Investors wake up to the harsh reality
Pre-Open

The writing appears to be on the wall. Yesterday, Dow Jones, the US stock market barometer tumbled 268 points and closed at its three month lows. Things were not rosy at other stock markets either as a broad based selloff took centre stage. It was a combination of a weaker than expected jobs data in the US and sovereign debt issues that spooked the markets. Thus, the gloom that pervaded stocks right through the month of January has prevailed so far in the current month as well. And there seems to be no end in sight. Slowly but surely, the reality that the economic environment, especially in the developed world, is not as good as the stock market rally of 2009 would have us believe seems to be dawning upon investors. In other words, the stock markets had run up way too ahead of fundamentals and now having realized their mistake, seem to be in a correction mode.

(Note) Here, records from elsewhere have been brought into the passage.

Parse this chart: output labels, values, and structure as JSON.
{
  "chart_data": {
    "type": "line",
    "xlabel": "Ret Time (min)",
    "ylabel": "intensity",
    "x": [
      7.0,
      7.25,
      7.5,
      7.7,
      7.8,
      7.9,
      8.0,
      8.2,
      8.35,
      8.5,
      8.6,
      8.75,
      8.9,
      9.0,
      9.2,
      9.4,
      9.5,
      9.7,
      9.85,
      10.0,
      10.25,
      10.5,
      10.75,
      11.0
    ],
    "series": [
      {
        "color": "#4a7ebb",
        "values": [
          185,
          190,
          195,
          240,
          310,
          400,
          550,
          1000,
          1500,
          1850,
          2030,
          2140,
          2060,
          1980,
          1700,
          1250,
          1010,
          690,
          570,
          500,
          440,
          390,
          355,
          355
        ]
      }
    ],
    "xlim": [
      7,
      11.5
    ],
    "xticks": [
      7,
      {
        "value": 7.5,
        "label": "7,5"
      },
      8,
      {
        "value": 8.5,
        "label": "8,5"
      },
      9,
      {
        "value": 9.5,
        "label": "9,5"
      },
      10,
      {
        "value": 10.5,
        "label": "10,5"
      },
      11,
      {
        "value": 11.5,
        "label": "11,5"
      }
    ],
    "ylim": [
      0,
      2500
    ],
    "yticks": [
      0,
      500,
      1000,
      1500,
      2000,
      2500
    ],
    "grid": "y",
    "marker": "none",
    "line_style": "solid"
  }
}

So, how long or how deep the correction is likely to be? Frankly, we do not have an idea. In fact, there is a strong possibility of them overreacting on the downside just as they have done on the upside. Indian markets too should not be expected to escape the pain.

However, unlike the developed world, the Indian investor is not staring at an uncertain future and years of sub par growth. It is instead looking at an economy that is likely to remain one of the fastest growing in the world for many years to come. And hence, the investor should pounce upon the opportunity that any significant corrections might present by investing in fundamentally strong Indian companies available at reasonable valuations. Thus, while the investor in the developed world may not know what to do during the deep slump that could come, his Indian counterpart could do well to grab some fundamentally strong counters at attractive valuations.

The focus shifts back to the Yuan
It isn’t that all is lost for the US economy. One way out of the current mess for the US could be to grow its exports. But it may not be easy. They are most likely to run into the Great Wall of China. And the deliberate undervaluation of the Chinese currency is making the US authorities all the more nervous. Little wonder, the US is going all out to try and force the Chinese to undertake a gradual appreciation in the Yuan.

The Chinese though may be in no mood to oblige. It knows quite too well that its export driven economy could come under threat from other emerging nations if there is a meaningful appreciation in the Yuan. And this is the kind of risk the dragon nation may not be willing to take in the current environment. Hence, it would be interesting to see how this battle pans out in the days to come. By all indications, the US is likely to continue to keep stepping up the pressure.